The need for this becomes even more apparent, when the matter of deathbed Wills is brought into question, as those hospitalised and reaching end of life care with the coronavirus are unable to be with friends and family and those all important friends, neighbours or legal professionals who would normally act as witnesses.

In these cases, there is a plea for hospitals to also relax their rules around doctors, nurses or other members of staff witnessing patients’ Wills.

Although, there are fears that with a more relaxed standpoint, many vulnerable people could be taken advantage of, as the face-to-face interaction currently in place ensures the Will definitely outlines the client’s wishes.

An adapted service 

The current challenges being faced by all businesses and services are causing a lot of disruption and change. This is certainly not ideal in situations where individuals and families are making important decisions about their affairs and, as a result, firms are putting measures into place to enable them to continue catering to client needs.

Upholding their duty of care and commitment to clients, the courts and the Law Society, Will writing solicitors must continue to provide their services throughout this challenging time. In order to do so and keep themselves and clients safe in the process, it has become important to use remote means of communication, such as telephone and video calls as well as email to take instructions.

From here, solicitors will be able to draft a Will in accordance with their client’s wishes and their timeline. In urgent cases, Wills can be turned around in a matter of hours and in less pressing cases, a one to two week deadline can be expected.

Signing your Will

Emma Woollard, Partner in the Wills, Trusts and Estates team at Prettys, explains how in cases where individuals are well but are self-isolating at home, the firm has had to be innovative in order to get Wills signed and validated.
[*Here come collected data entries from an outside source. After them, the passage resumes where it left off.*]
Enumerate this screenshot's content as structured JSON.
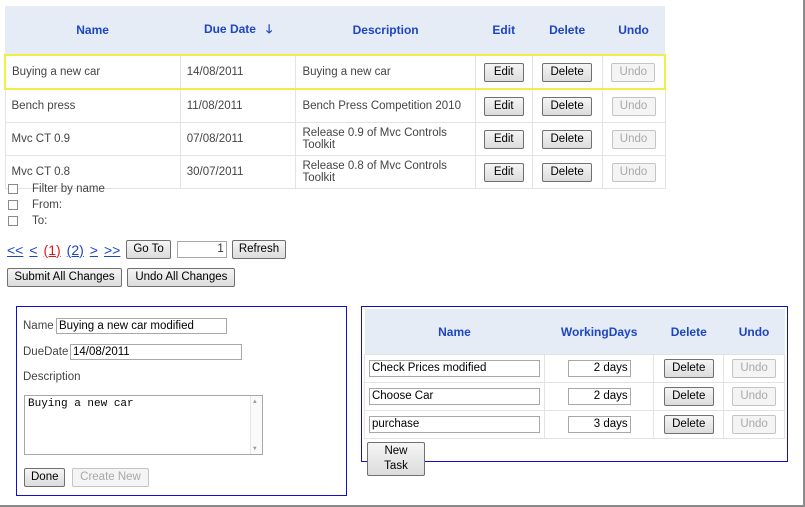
{
  "main_table": {
    "headers": {
      "name": "Name",
      "due_date": "Due Date",
      "description": "Description",
      "edit": "Edit",
      "delete": "Delete",
      "undo": "Undo"
    },
    "rows": [
      {
        "name": "Buying a new car",
        "due_date": "14/08/2011",
        "description": "Buying a new car",
        "edit": "Edit",
        "delete": "Delete",
        "undo": "Undo"
      },
      {
        "name": "Bench press",
        "due_date": "11/08/2011",
        "description": "Bench Press Competition 2010",
        "edit": "Edit",
        "delete": "Delete",
        "undo": "Undo"
      },
      {
        "name": "Mvc CT 0.9",
        "due_date": "07/08/2011",
        "description": "Release  0.9 of Mvc Controls Toolkit",
        "edit": "Edit",
        "delete": "Delete",
        "undo": "Undo"
      },
      {
        "name": "Mvc CT 0.8",
        "due_date": "30/07/2011",
        "description": "Release  0.8 of Mvc Controls Toolkit",
        "edit": "Edit",
        "delete": "Delete",
        "undo": "Undo"
      }
    ]
  },
  "filters": {
    "by_name": "Filter by name",
    "from": "From:",
    "to": "To:"
  },
  "pager": {
    "first": "<<",
    "prev": "<",
    "page1": "(1)",
    "page2": "(2)",
    "next": ">",
    "last": ">>",
    "goto_label": "Go To",
    "goto_value": "1",
    "refresh": "Refresh"
  },
  "actions": {
    "submit_all": "Submit All Changes",
    "undo_all": "Undo All Changes"
  },
  "detail": {
    "name_label": "Name",
    "name_value": "Buying a new car modified",
    "due_label": "DueDate",
    "due_value": "14/08/2011",
    "desc_label": "Description",
    "desc_value": "Buying a new car",
    "done": "Done",
    "create_new": "Create New"
  },
  "tasks": {
    "headers": {
      "name": "Name",
      "working_days": "WorkingDays",
      "delete": "Delete",
      "undo": "Undo"
    },
    "rows": [
      {
        "name": "Check Prices modified",
        "days": "2 days",
        "delete": "Delete",
        "undo": "Undo"
      },
      {
        "name": "Choose Car",
        "days": "2 days",
        "delete": "Delete",
        "undo": "Undo"
      },
      {
        "name": "purchase",
        "days": "3 days",
        "delete": "Delete",
        "undo": "Undo"
      }
    ],
    "new_task": "New Task"
  },
  "colors": {
    "header_bg": "#e6ecf5",
    "header_text": "#1d45c4",
    "selected_border": "#f0ef46",
    "panel_border": "#1010c8",
    "current_page": "#e01818"
  },
  "icons": {
    "sort": "arrow-down-icon"
  }
}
The firm has always offered an at-home service whereby they go to clients’ houses, if they are unable to come to the office, and this has become the new norm for current signings.
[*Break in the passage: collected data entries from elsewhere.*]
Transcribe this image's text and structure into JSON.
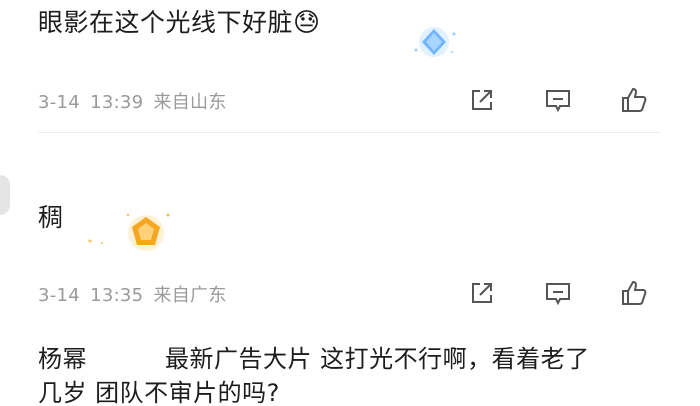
{
  "comments": [
    {
      "text": "眼影在这个光线下好脏",
      "emoji": "😓",
      "date": "3-14",
      "time": "13:39",
      "location": "来自山东"
    },
    {
      "text": "稠",
      "date": "3-14",
      "time": "13:35",
      "location": "来自广东"
    },
    {
      "author": "杨幂",
      "text_line1": "最新广告大片 这打光不行啊，看着老了",
      "text_line2": "几岁 团队不审片的吗?"
    }
  ],
  "icons": {
    "share": "share-icon",
    "comment": "comment-icon",
    "like": "like-icon"
  },
  "colors": {
    "text": "#1d1d1d",
    "meta": "#9a9a9a",
    "icon": "#555555",
    "badge_blue": "#6fb6ff",
    "badge_gold": "#f5a623"
  }
}
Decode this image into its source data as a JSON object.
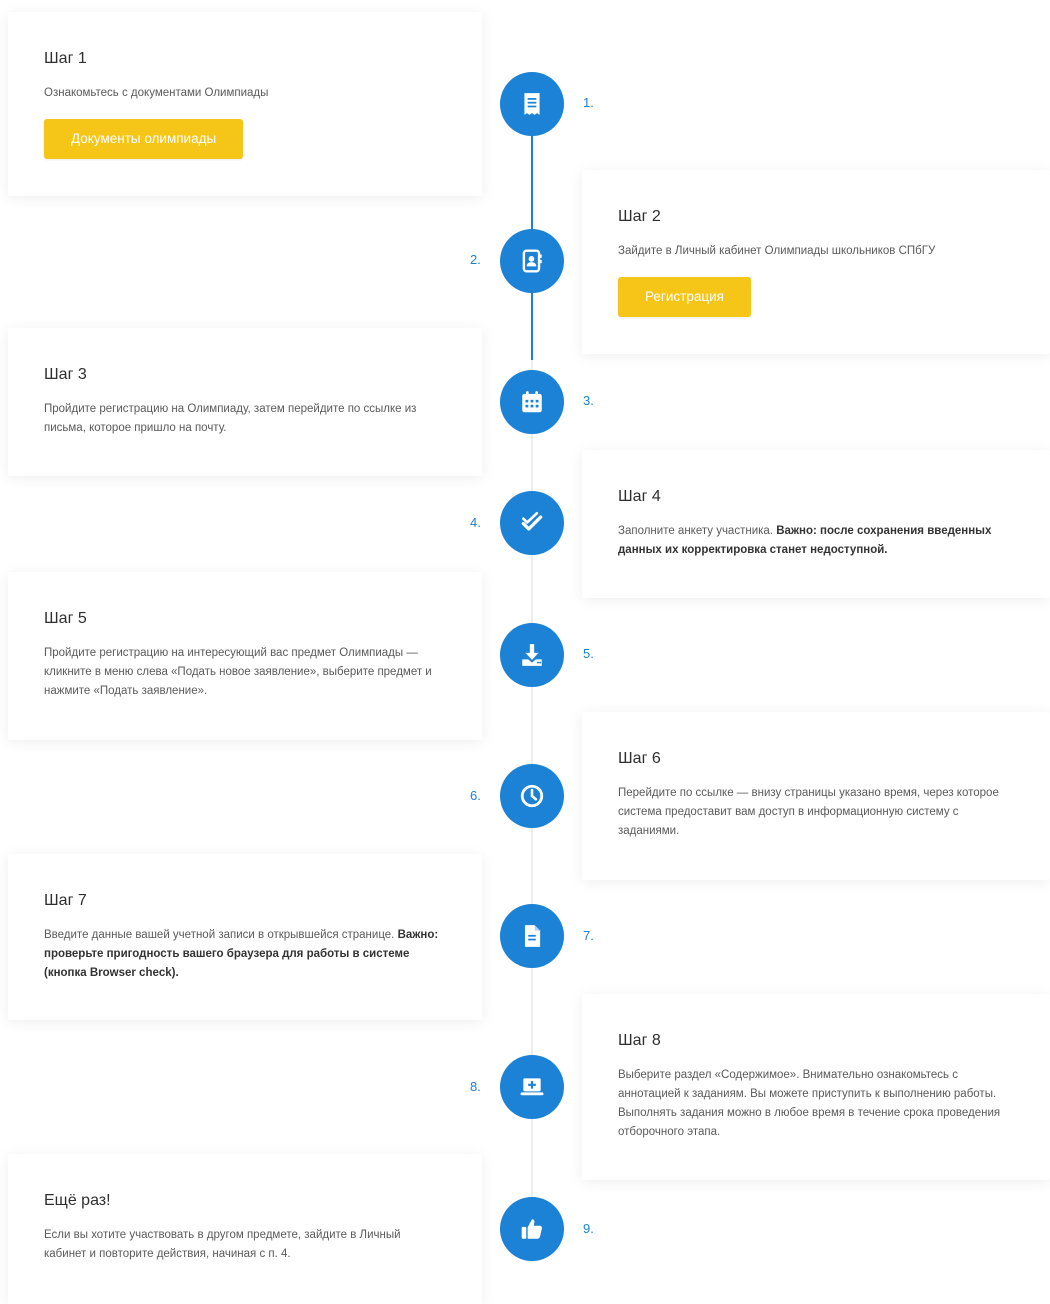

Abiding by social distancing rules and ensuring staff and clients are put at no risk, Will signings are taking place through house windows, patio doors, either ends of a drive or corridors long enough to allow at least 2 metres distance. Although it is clear that there is no easy solution, this is an example of how the firm is ensuring clients can get their affairs in order by any means necessary.
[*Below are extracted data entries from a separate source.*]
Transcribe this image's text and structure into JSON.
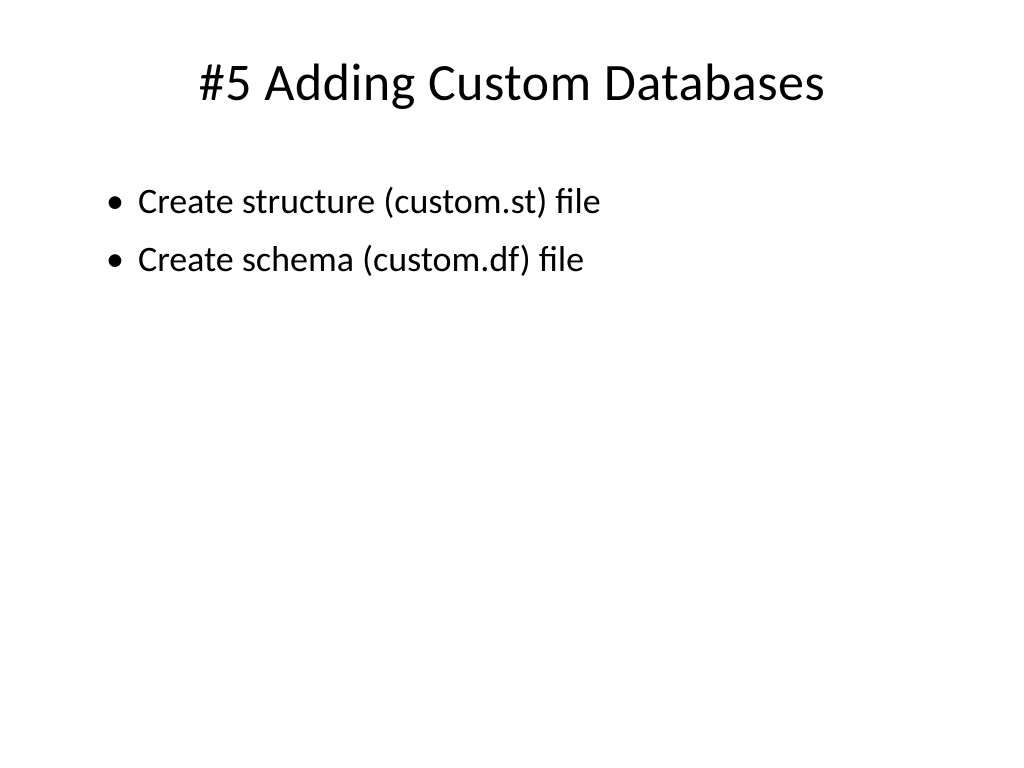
{
  "slide": {
    "title": "#5 Adding Custom Databases",
    "bullets": [
      "Create structure (custom.st) file",
      "Create schema (custom.df) file"
    ]
  }
}
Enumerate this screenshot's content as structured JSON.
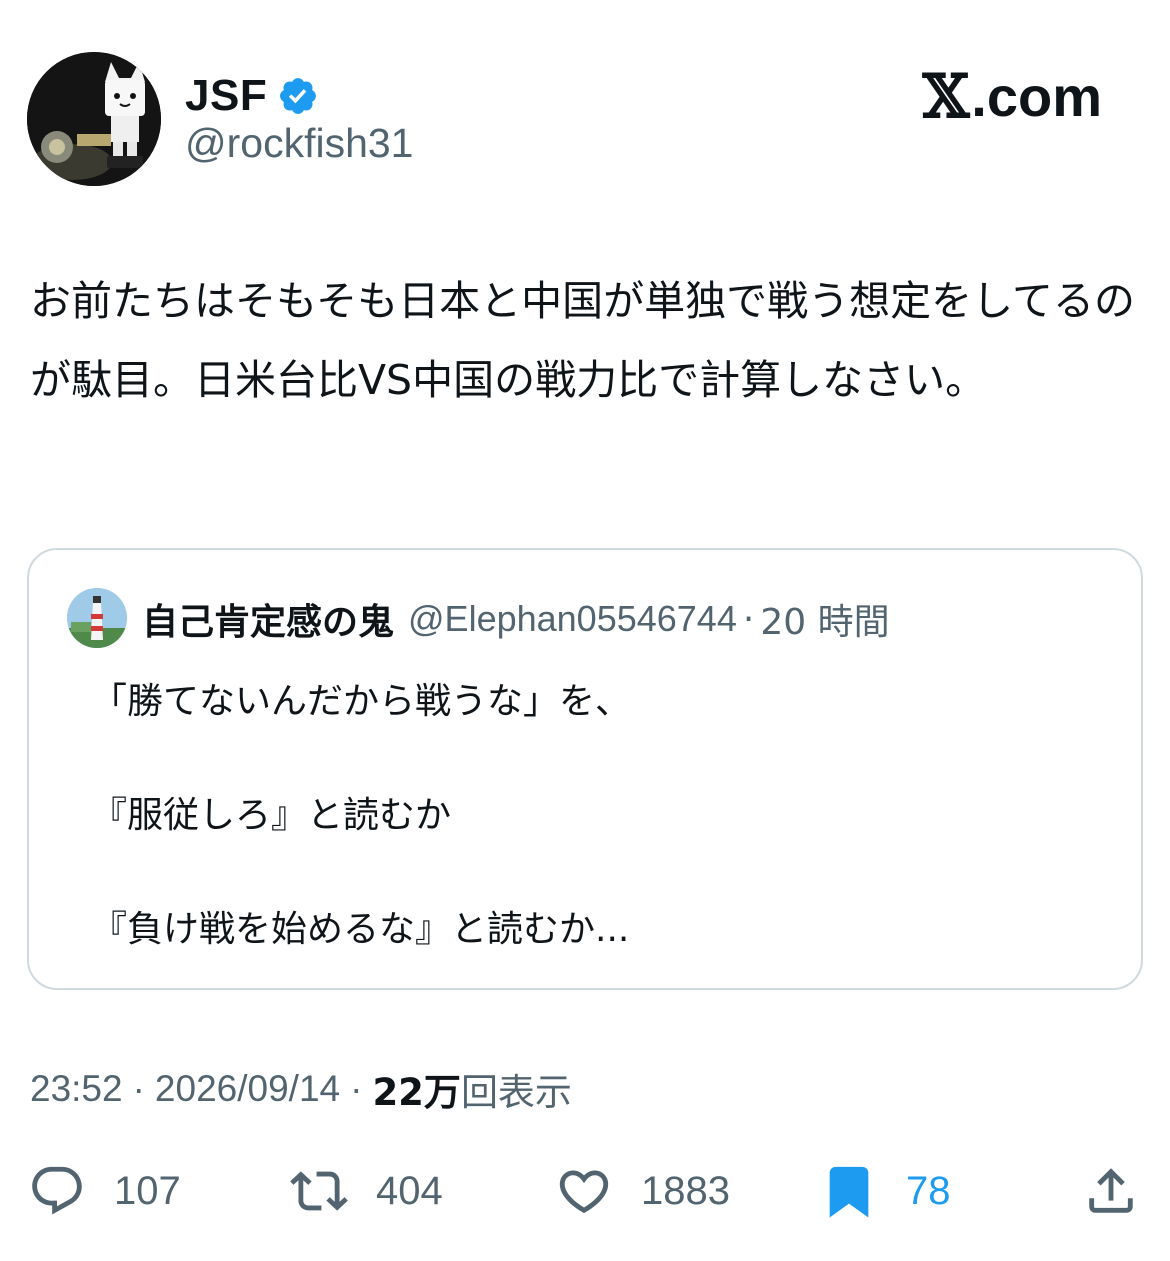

Therefore, despite the challenges, solutions are still being found – some reassuring news for individuals or families without Wills in place who may be worried that it is too late.

Preparation rather than panic 

Over recent weeks, not only has there been an increase in demand for Wills but also, their urgency. Under the current circumstances, this is understandable but individuals are being reminded that Wills are about preparation, rather than panic.

Whether you’re concerned about your own health, a loved one’s or if the pandemic has reminded you to review an existing Will, firms are advising that they are well-equipped to provide the service clients require. Therefore, rather than entering into a panicked decision, it is advised that you and your loved ones put thought into the following:

  • Who will you appoint as an executor to administer your estate?
  • If you have young children, who will you appoint as their guardian? And, what provisions will you make for them and what is the age at which you want them to receive their inheritance?
  • If you are a cohabiting couple, what provisions will you be making for one another?
  • Are any of the beneficiaries disabled or do they lack capacity? If so, should you consider creating a Trust in your Will?

This information will allow you to create a basic Will that can help you get your affairs in order without the process becoming too chaotic at a time already full of adversity.

With all that is going on, it is easy to become consumed by feelings of stress and panic. However, it is reassuring to see how firms are stepping up and making necessary adjustments to cater for their clients’ needs. Although it may be some time before we see changes to the law itself, Wills can still be written and signed in less conventional ways, allowing those in need to rest assured that, no matter what the future holds, their estates and affairs are safe.